Figure 2 is a graph showing the effect of C content on the ductility of hot-rolled steel sheets, and Figure 3 is a graph showing the effect of heat treatment time on the strength increase of ultra-low carbon steel hot-rolled steel sheets using Cu content as a parameter. .

Claims (1)

[Claims] 1 C0.0005-0.015%, Mn0.05-0.5%, S0.001
~0.030%, Cu1.0~2.2%, P0.001~0.100%,
Si0.005~1.0%, N0.0050% or less, sol.Al0.002~
A high-strength hot-rolled steel sheet with extremely excellent cold workability, characterized by containing 0.10%, the balance being Fe and unavoidable elements, and mainly consisting of a single phase of ferrite, avoiding the generation of pearlite. 2 C0.0005~0.015%, Mn0.05~0.5%, S0.001
~0.030%, Cu1.0~2.2%, P0.001~0.100%,
Si0.005~1.0%, N0.0050% or less, sol.Al0.002~
0.10% plus Ti0.01~0.2% or Nb0.005
A high-strength hot rolled roll with extremely excellent cold workability, containing ~0.2% of one or two of the above elements, with the balance consisting of Fe and other unavoidable elements, and consisting mainly of a single phase of ferrite, avoiding the generation of pearlite. steel plate. 3 C0.0005~0.015%, Mn0.05~0.5%, S0.001
~0.030%, Cu1.0~2.2%, P0.001~0.100%,
Contains 0.005~1.0% of Si, 0.15~0.45% of Ni, 0.0050% of N or less, 0.002~0.10% of sol.Al, and the balance consists of Fe and other unavoidable elements, mainly consisting of ferrite, avoiding the generation of pearlite. A high-strength hot-rolled steel sheet with extremely excellent cold workability characterized by a structure consisting of three phases. 4 C0.0005~0.015%, Mn0.05~0.5%, S0.001
~0.030%, Cu1.0~2.2%, P0.001~0.100%,
Si0.005~1.0%, Ni0.15~0.45%, N0.0050% or less, sol.Al0.002~0.10%, plus Ti0.01~0.2
%, or 0.005 to 0.2% of Nb, and the balance is Fe and other unavoidable elements, and has excellent cold workability, characterized by being mainly composed of a single ferrite phase that avoids the generation of pearlite. Excellent high strength hot rolled steel plate. 5 C0.0005~0.015%, Mn0.05~0.5%, S0.001
~0.030%, Cu1.0~2.2%, P0.001~0.100%,
Si0.005~1.0%, N0.0050% or less, sol.Al0.002~
A steel containing 0.10% Ar with the balance consisting of Fe and unavoidable elements is hot rolled at a temperature of ₃ or more and 1000°C or less, and the obtained hot rolled steel strip is rolled at a temperature of 500°C or more and 100°C or more.
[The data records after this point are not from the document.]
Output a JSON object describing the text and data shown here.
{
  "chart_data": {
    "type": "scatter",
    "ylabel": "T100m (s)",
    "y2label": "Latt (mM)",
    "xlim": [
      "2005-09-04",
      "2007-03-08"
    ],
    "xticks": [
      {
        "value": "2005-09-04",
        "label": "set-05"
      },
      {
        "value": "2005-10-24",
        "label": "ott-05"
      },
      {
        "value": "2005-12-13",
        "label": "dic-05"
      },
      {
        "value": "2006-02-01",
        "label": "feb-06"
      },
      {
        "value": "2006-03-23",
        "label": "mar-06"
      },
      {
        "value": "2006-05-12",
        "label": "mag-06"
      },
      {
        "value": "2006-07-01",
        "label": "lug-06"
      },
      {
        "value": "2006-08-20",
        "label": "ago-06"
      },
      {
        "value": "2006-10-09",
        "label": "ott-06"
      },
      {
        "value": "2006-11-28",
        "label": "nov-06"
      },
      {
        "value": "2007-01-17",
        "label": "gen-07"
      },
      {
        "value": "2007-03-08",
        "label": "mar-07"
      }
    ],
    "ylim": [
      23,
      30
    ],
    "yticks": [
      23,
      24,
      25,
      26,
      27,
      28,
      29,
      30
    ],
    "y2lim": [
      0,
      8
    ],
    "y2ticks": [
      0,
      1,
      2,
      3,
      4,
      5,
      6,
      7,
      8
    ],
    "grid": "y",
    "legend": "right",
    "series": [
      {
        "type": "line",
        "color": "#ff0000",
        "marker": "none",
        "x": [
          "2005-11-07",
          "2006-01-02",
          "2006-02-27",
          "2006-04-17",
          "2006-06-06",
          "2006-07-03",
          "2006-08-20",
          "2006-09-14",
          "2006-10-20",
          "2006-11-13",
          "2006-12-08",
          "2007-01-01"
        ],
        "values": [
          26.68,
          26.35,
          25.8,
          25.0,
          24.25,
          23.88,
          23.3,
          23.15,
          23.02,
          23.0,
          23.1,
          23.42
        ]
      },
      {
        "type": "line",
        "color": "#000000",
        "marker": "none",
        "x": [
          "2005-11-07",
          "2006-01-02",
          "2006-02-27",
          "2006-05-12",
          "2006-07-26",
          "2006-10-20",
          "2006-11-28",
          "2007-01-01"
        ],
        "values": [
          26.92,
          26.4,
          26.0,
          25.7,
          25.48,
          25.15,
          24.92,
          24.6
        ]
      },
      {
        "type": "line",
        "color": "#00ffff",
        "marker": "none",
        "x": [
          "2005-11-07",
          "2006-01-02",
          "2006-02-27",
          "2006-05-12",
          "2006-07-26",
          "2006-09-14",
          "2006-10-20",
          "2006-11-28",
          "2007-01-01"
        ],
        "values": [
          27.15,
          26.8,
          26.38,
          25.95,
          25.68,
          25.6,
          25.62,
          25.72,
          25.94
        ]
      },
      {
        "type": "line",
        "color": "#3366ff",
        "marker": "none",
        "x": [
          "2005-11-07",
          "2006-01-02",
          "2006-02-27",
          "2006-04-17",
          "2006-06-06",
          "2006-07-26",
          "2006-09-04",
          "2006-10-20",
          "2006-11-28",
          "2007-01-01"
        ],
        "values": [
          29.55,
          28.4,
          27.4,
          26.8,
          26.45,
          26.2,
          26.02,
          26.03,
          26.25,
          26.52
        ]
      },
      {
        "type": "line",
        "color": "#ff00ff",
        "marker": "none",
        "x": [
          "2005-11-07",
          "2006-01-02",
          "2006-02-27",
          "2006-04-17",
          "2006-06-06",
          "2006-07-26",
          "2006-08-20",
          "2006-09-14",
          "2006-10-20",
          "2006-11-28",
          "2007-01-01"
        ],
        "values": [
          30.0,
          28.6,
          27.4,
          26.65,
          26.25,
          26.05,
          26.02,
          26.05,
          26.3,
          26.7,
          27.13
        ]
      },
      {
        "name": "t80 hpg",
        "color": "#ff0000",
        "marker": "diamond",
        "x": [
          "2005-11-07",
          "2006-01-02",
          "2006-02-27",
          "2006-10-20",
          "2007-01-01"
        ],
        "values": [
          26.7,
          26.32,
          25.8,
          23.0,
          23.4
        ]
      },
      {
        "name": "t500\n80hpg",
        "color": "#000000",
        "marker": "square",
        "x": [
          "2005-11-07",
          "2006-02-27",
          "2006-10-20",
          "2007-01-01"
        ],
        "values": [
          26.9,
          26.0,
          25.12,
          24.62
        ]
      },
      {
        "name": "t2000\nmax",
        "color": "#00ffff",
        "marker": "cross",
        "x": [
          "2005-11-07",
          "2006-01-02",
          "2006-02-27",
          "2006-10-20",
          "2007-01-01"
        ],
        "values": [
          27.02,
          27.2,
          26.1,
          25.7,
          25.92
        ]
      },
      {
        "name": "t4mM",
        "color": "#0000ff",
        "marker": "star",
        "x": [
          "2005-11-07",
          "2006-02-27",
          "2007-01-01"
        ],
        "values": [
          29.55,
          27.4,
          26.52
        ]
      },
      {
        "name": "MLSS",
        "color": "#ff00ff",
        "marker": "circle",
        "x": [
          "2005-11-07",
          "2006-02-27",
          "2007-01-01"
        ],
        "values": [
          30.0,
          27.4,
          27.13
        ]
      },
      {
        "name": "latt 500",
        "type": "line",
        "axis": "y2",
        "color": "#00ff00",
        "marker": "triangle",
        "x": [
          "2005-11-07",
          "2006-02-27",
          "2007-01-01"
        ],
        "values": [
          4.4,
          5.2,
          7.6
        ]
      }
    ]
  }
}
A method for producing a high-strength hot-rolled steel sheet with extremely excellent cold workability. 6 C0.0005~0.015%, Mn0.05~0.5%, S0.001
~0.030%, Cu1.0~2.2%, P0.001~0.100%,
Si0.005~1.0%, N0.0050% or less, sol.Al0.002~
0.10% plus Ti0.01~0.2% or Nb0.005
A steel containing up to 0.2% of one or two types of Ar, with the balance consisting of Fe and unavoidable elements, is hot rolled at a temperature of ₃ to 1000℃, and the resulting hot rolled steel strip is
A method for producing high-strength hot-rolled steel sheets with extremely excellent cold workability, characterized by rolling at a temperature of 500°C or lower and 100°C or higher. 7 C0.0005~0.015%, Mn0.05~0.5%, S0.001
~0.030%, Cu1.0~2.2%, P0.001~0.100%,
Steel containing 0.005 to 1.0% Si, 0.15 to 0.45% Ni, 0.0050% or less N, 0.002 to 0.10% sol.Al, and the balance consisting of Fe and unavoidable elements, is heated at a temperature of Ar ₃ to 1000℃. The resulting hot rolled steel strip is hot rolled at a temperature of 500
A method for producing a high-strength hot rolled steel sheet with extremely excellent cold workability, characterized by rolling at a temperature of 100°C or lower. 8 C0.0005~0.015%, Mn0.05~0.5%, S0.001
~0.030%, Cu1.0~2.2%, P0.001~0.100%,
Si0.005~1.0%, Ni0.15~0.45%, N0.0050% or less, sol.Al0.002~0.10%, plus Ti0.01~0.2
%, or one or two of Nb0.005-0.2%, with the balance consisting of Fe and unavoidable elements,
High-strength heat treatment with extremely excellent cold workability, characterized by hot rolling at a temperature of Ar ₃ or higher and 1000°C or lower, and then winding the resulting hot rolled steel strip at a temperature of 500°C or higher and 100°C or higher. Method for manufacturing rolled steel plate. 9 In the method according to any one of claims 5 to 8, the coiling temperature after hot rolling is
A method for producing a high-strength hot-rolled steel sheet with extremely excellent cold workability, characterized in that the temperature is 350°C or lower and 100°C or higher.